Agar tidak membahayakan pembicaraan JCPOA, diplomat Barat memutuskan untuk tidak mendesak resolusi yang kritis terhadap Iran pada pertemuan Dewan Gubernur IAEA pekan lalu.

Namun, AS telah mengatakan dapat mengadakan pertemuan khusus dewan pada bulan Desember jika kebuntuan berlanjut.

“Keengganan Iran untuk mencapai kompromi yang relatif langsung dengan IAEA mencerminkan buruknya prospek pembicaraan nuklir,” menurut Henry Roma, spesialis Iran di Eurasia Group.

“Iran dapat menghitung bahwa kemajuan nuklirnya yang tidak dibatasi … akan memberi lebih banyak tekanan pada Barat untuk memberikan landasan dalam pembicaraan dengan cepat,” kata Roma dalam sebuah catatan, tetapi menambahkan bahwa ini malah “kemungkinan akan memiliki efek sebaliknya”.

“Situasi mengenai kemajuan nuklir Iran semakin genting,” Kelsey Davenport, seorang ahli dengan Asosiasi Kontrol Senjata, mengatakan kepada wartawan dalam sebuah pengarahan pekan lalu.

PROGRAM TERSELUBUNG?

“Sementara pemerintahan Trump membuat krisis ini, tindakan Iran benar-benar memperpanjangnya,” kata Davenport.

“Iran bertindak seperti Amerika Serikat akan berkedip lebih dulu tetapi … tekanan adalah pedang bermata dua” yang dapat membunuh prospek kesepakatan 2015 yang dipulihkan, tambahnya.

Salah satu bidang yang menjadi perhatian IAEA adalah unit manufaktur komponen sentrifugal di Karaj, dekat Teheran.

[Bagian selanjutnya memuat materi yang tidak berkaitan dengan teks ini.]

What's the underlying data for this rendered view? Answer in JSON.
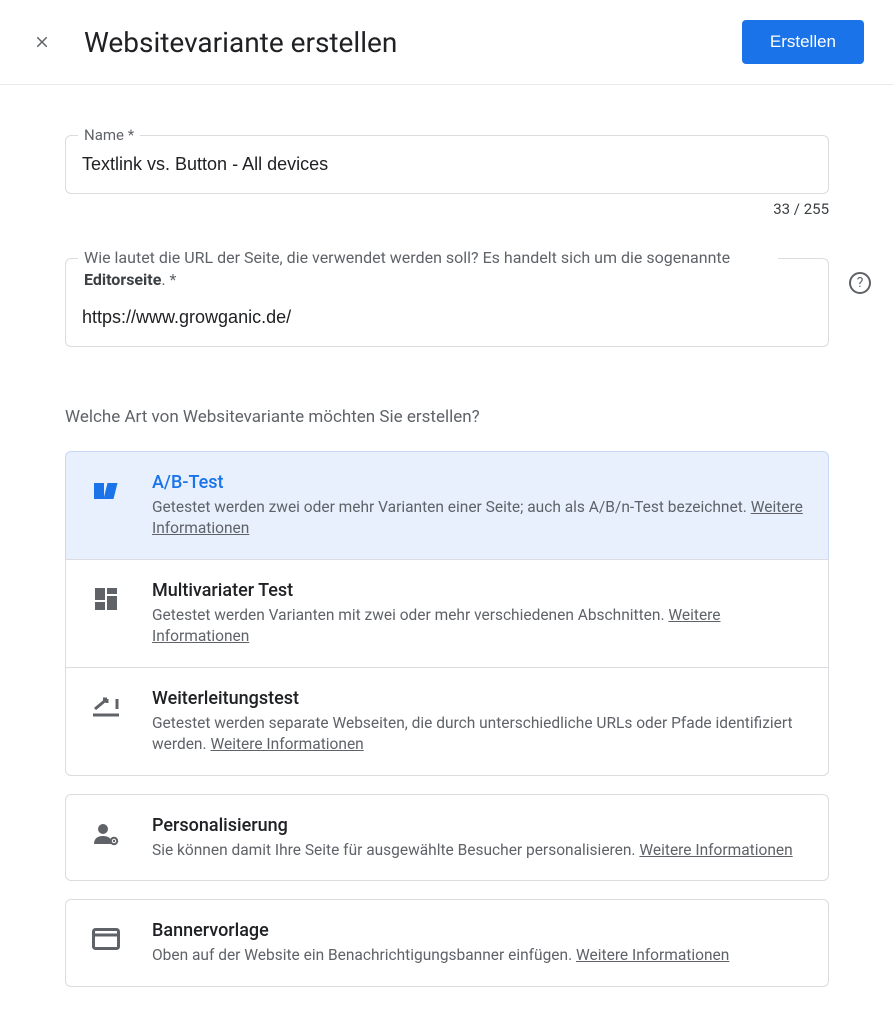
{
  "header": {
    "title": "Websitevariante erstellen",
    "create_button": "Erstellen"
  },
  "name_field": {
    "label": "Name *",
    "value": "Textlink vs. Button - All devices",
    "counter": "33 / 255"
  },
  "url_field": {
    "label_pre": "Wie lautet die URL der Seite, die verwendet werden soll? Es handelt sich um die sogenannte ",
    "label_bold": "Editorseite",
    "label_post": ". *",
    "value": "https://www.growganic.de/"
  },
  "section_question": "Welche Art von Websitevariante möchten Sie erstellen?",
  "more_info": "Weitere Informationen",
  "options": {
    "ab": {
      "title": "A/B-Test",
      "desc": "Getestet werden zwei oder mehr Varianten einer Seite; auch als A/B/n-Test bezeichnet."
    },
    "multi": {
      "title": "Multivariater Test",
      "desc": "Getestet werden Varianten mit zwei oder mehr verschiedenen Abschnitten."
    },
    "redirect": {
      "title": "Weiterleitungstest",
      "desc": "Getestet werden separate Webseiten, die durch unterschiedliche URLs oder Pfade identifiziert werden."
    },
    "personal": {
      "title": "Personalisierung",
      "desc": "Sie können damit Ihre Seite für ausgewählte Besucher personalisieren."
    },
    "banner": {
      "title": "Bannervorlage",
      "desc": "Oben auf der Website ein Benachrichtigungsbanner einfügen."
    }
  }
}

IAEA tidak memiliki akses ke situs tersebut sejak kameranya di sana rusak oleh “tindakan sabotase” pada bulan Juni.

Iran menuduh musuh bebuyutan Israel melakukan serangan di situs tersebut.

“Jika ada kesenjangan dalam pemantauan IAEA, itu akan mendorong spekulasi bahwa Iran telah terlibat dalam kegiatan terlarang, bahwa ia memiliki program rahasia, apakah ada bukti untuk itu atau tidak,” kata Davenport, yang pada gilirannya dapat “merusak prospek untuk mempertahankan kesepakatan”.

Pembicaraan akan berlangsung di hotel Palais Coburg di mana kesepakatan 2015 dicapai.

Bersama dengan Iran, diplomat dari Inggris, China, Jerman, Rusia, dan Prancis akan hadir.

AS akan mengambil bagian dalam pembicaraan secara tidak langsung.